The meeting house smells of good things, so I push aside my worry that God will strike me down when I walk through the doors. I’m too hungry to worry about my tainted soul.

As I enter, every pair of eyes lands on me. Toward the back of the building are two large tables of boys and girls, all Negroes, hungrily shoveling food off tin plates. The Duchess and her girls sit at their own table near the door, plenty of room around them, some of the girls making lewd gestures to a few rough and ready white fellas sitting at a nearby table. I don’t see Jackson. More important, I don’t see Lily or the Spencers, and I wonder if we made a mistake, if we got ourselves sent out here for nothing.

I get a plate of a thick, hearty stew and a slice of bread from the woman at the window. My serving is about half that of the white man in front of me, my plate hammered tin instead of the stoneware. I open my mouth to complain, but I ain’t given the chance.

“Keep it moving,” says a high voice. Bill stands over me, shotgun propped on his shoulder. Why’s he need a shotgun at dinner? No one else is armed.

The old man from the church glides up to me. He smiles, but there ain’t nothing friendly about it. “Jane, Miss Deveraux will be so happy to hear you’re settling in nicely.”

“I got this, sir,” Bill says, a quaver in his voice. There’s an air of fear about him, and after I spot the large gold cross around the old man’s neck I figure this must be the preacher the Duchess warned me about.

“No, Bill, you have other matters to attend to. It’s Bible study night. Go watch the door. I won’t have the whores sneaking out again.” Bill walks off. The old man still smiles, thin red lips stretched garishly over large front teeth. His eyes are watery, the brown washed out to the color of a penny, his hair completely snow white and thinning. He looks like a walking skeleton, sun bleached and pale, and I involuntarily shrink back from him when he reaches a hand out to guide me toward the back of the building.

“Allow me to formally introduce myself; I am Pastor Snyder. You’ve no doubt already met my son, Sheriff Snyder. While my son enforces the laws here, my purpose is to give Summerland both spiritual and moral direction. It’s a task I do not take lightly, as you will see.”

There’s a feverish gleam to his eyes, and his wide grin hasn’t left his face. I didn’t even know it was possible to smile and lecture someone at the same time, but here I am.

“Miss Deveraux told me that you’re a bit impulsive and she was worried for your welfare. Told me your services were a gift from her now deceased father, and how valuable she finds your companionship.” As we walk, the preacher keeps my right arm in a bruising grip, but I can’t shake him off without dropping my dinner.

“In any case, believe me when I tell you that I understand how to deal with headstrong Negroes. In my youth, I was an overseer in what was formerly South Carolina. Tobacco fields, sometimes cotton. It was there that I came to understand the divine order that the Lord saw fit to bestow upon we men. I also learned many of your kind fail to understand this order, and I know that you can deal with obstinate Negroes as long as you remember they are, at their heart, children. ‘Spare the rod and spoil the child,’ as the Scripture tells us.”

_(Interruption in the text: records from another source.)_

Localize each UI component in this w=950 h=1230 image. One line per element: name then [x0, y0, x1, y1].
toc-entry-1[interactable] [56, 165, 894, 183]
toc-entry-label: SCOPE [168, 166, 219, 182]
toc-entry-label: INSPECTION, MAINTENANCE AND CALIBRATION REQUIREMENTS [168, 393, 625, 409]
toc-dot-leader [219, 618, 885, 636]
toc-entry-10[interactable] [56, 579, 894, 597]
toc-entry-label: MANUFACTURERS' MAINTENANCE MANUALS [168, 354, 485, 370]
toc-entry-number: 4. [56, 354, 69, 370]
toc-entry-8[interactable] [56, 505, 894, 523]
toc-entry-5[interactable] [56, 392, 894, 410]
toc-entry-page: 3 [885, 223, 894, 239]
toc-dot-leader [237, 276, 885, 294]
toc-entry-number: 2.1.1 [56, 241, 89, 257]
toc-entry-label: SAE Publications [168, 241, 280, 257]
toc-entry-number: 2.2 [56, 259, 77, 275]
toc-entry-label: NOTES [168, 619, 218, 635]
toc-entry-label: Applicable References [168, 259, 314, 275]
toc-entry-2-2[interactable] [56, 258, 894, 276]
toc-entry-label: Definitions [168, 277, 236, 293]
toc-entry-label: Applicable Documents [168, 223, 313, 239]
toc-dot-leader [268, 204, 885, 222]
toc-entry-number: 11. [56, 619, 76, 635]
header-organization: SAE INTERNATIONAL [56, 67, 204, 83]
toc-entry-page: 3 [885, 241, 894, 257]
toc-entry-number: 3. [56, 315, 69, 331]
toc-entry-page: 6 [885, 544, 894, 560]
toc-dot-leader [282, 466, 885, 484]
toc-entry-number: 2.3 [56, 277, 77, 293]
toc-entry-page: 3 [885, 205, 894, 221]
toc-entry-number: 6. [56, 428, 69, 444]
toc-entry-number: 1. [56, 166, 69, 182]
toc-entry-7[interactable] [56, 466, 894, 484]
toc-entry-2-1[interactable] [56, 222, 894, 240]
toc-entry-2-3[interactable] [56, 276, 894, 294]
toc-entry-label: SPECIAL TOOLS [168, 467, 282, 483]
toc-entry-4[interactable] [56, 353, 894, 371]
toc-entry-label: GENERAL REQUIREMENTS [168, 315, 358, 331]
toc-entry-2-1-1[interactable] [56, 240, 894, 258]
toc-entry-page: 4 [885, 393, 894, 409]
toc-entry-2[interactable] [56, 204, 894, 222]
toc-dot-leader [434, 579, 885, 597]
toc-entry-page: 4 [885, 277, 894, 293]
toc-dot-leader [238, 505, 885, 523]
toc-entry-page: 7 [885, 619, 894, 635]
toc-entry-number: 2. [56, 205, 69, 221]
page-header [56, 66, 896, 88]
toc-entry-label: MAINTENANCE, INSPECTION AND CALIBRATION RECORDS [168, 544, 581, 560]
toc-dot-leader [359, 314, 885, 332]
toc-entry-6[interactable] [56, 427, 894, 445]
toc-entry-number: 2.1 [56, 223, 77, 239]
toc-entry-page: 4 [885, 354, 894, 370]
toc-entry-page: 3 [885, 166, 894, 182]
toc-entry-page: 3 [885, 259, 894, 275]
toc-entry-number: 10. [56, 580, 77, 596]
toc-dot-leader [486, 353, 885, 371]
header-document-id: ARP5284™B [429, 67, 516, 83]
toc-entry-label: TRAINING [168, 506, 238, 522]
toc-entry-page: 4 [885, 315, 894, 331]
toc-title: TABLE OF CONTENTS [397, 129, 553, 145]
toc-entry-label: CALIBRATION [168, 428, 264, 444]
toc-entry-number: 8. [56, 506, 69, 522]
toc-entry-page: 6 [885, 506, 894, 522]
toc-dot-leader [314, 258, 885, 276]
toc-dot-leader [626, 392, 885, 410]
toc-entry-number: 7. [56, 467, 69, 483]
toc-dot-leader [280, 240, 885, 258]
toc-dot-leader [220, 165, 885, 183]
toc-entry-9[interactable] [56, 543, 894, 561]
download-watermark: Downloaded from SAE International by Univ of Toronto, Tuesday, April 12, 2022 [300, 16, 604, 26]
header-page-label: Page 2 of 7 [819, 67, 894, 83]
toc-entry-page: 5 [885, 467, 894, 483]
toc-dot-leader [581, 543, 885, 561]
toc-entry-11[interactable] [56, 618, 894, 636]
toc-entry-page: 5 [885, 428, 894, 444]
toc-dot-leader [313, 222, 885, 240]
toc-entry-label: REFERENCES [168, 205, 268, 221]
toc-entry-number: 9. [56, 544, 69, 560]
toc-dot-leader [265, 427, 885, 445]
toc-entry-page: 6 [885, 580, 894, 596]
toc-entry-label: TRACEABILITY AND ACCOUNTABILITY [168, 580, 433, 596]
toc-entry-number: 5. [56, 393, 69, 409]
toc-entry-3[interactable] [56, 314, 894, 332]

My penny has gone icy under my shirt, and I stop walking as the preacher stops. His eyes haven’t left my face, not once, and I get the feeling I’m being cataloged, like a butterfly in a collection.

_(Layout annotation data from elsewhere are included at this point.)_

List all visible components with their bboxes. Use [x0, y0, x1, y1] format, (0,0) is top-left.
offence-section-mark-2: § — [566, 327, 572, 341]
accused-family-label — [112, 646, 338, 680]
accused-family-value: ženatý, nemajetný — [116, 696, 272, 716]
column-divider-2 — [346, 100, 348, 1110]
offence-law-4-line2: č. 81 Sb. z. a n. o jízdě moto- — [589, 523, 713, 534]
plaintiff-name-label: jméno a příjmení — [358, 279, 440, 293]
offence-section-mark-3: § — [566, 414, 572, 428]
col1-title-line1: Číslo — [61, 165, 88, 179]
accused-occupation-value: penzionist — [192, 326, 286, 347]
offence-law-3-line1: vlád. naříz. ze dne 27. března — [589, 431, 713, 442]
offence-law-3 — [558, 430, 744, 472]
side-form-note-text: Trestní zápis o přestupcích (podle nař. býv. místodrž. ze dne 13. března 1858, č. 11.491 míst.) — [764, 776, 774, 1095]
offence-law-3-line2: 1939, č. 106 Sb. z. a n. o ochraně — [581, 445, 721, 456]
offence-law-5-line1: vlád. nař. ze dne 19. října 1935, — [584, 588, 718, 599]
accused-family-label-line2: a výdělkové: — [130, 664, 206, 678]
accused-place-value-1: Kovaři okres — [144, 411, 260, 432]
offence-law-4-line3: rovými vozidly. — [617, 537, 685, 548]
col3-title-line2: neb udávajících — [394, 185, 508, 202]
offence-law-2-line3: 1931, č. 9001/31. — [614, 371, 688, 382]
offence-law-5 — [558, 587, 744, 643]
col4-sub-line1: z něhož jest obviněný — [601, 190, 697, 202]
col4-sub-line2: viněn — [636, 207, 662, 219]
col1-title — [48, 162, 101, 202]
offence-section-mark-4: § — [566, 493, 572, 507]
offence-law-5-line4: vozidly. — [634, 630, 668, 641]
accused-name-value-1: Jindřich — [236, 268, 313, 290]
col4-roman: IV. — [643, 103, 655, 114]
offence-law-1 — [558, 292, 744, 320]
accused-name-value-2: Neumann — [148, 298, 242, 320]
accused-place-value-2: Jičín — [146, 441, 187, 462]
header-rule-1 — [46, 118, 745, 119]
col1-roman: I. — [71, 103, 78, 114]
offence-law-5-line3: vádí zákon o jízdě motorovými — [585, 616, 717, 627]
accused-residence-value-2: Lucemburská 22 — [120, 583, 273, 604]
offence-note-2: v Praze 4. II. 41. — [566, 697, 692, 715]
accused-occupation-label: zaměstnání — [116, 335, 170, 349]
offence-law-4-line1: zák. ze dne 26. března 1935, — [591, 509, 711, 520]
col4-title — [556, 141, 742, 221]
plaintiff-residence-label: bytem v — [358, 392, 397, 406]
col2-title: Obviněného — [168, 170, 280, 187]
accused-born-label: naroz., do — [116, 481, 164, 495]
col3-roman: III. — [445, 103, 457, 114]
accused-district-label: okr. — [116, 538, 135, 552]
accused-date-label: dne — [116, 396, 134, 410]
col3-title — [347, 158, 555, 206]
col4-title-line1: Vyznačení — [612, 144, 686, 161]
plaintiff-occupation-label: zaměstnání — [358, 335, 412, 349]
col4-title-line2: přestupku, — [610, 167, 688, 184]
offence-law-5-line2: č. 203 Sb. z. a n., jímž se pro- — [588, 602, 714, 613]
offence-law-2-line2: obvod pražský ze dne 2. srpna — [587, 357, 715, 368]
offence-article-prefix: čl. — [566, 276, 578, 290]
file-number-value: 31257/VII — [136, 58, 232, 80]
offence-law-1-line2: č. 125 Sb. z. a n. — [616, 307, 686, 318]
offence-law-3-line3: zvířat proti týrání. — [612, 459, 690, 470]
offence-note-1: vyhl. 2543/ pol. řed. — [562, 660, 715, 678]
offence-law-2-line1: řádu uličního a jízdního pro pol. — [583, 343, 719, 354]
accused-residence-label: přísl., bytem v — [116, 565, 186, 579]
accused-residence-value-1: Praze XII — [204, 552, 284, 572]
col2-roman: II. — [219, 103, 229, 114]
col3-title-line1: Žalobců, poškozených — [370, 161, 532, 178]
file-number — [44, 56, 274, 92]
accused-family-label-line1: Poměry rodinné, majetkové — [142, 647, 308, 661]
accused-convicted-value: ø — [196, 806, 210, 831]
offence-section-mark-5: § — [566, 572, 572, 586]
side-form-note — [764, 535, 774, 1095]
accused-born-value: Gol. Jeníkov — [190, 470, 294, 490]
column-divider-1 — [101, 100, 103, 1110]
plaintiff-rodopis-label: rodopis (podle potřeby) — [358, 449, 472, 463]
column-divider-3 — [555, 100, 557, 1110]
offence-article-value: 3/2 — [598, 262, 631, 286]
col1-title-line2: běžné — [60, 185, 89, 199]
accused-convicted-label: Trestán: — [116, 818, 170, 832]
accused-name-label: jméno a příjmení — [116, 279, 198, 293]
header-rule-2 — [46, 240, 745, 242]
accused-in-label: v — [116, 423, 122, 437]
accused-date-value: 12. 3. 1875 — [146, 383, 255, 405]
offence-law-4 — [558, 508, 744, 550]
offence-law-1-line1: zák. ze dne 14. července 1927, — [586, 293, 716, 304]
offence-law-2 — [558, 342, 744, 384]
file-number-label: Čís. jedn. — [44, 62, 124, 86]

“I’m sure you will find that your place is a comfortable one if you make it so, Jane. God can be merciful and kind, as long as you follow His laws. But how you find your life here in Summerland is entirely up to you. Do not disappoint Him and do not disappoint me, and you will prosper. Enjoy your meal.”

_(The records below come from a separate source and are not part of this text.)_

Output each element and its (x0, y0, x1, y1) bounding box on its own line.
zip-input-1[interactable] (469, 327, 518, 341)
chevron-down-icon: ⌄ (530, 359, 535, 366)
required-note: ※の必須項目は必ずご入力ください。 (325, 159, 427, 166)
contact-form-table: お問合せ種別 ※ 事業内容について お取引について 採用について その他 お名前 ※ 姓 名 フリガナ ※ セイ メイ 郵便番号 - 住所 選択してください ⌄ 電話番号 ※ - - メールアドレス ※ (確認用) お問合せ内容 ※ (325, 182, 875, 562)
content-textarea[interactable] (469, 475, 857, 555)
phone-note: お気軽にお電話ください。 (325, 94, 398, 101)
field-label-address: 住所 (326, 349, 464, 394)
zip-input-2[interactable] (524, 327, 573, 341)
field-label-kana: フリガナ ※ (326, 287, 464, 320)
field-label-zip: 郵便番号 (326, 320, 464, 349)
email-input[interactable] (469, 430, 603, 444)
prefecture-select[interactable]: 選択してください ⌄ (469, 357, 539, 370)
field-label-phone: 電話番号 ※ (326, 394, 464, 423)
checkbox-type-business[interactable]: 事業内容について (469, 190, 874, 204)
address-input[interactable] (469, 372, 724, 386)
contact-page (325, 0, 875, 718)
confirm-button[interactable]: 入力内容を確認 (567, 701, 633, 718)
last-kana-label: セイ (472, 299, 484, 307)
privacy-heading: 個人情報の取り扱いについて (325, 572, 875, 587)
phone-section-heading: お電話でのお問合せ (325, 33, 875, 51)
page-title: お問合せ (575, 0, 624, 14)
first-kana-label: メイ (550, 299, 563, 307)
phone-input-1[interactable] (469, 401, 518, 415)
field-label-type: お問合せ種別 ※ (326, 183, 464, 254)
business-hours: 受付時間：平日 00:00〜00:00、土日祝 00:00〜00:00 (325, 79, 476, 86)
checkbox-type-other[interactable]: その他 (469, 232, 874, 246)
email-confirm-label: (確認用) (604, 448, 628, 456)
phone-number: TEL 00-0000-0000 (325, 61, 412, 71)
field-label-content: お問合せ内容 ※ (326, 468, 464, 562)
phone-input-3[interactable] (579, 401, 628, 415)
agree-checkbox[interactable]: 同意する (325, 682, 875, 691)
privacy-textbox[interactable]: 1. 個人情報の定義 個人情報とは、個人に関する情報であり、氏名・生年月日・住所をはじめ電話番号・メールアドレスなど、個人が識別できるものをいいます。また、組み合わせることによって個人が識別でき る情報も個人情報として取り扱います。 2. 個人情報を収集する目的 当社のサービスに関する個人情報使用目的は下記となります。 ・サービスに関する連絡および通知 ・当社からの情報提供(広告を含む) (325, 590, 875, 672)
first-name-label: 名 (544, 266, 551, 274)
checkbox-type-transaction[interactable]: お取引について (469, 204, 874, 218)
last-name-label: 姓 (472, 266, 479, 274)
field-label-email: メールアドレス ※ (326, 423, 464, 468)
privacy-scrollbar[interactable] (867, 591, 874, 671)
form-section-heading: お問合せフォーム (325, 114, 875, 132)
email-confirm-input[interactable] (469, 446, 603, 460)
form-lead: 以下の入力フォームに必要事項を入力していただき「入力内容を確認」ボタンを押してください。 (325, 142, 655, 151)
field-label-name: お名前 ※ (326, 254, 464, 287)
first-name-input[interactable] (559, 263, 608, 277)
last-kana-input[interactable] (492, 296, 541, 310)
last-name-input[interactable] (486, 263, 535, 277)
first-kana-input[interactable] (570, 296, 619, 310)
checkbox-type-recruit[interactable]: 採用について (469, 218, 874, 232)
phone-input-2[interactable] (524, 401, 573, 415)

Preacher Snyder finally releases my arm as we pull up alongside the tables full of Negro boys and girls. Most of them are about my age, but none of them look familiar, and I wonder where they’re from. I’m glad there ain’t any other girls from Miss Preston’s, as I ain’t in the mood for any kind of heartfelt reunion. Still, I wonder where the girls Miss Preston has been feeding to Mayor Carr have gone off to. Is there more than one town like Summerland?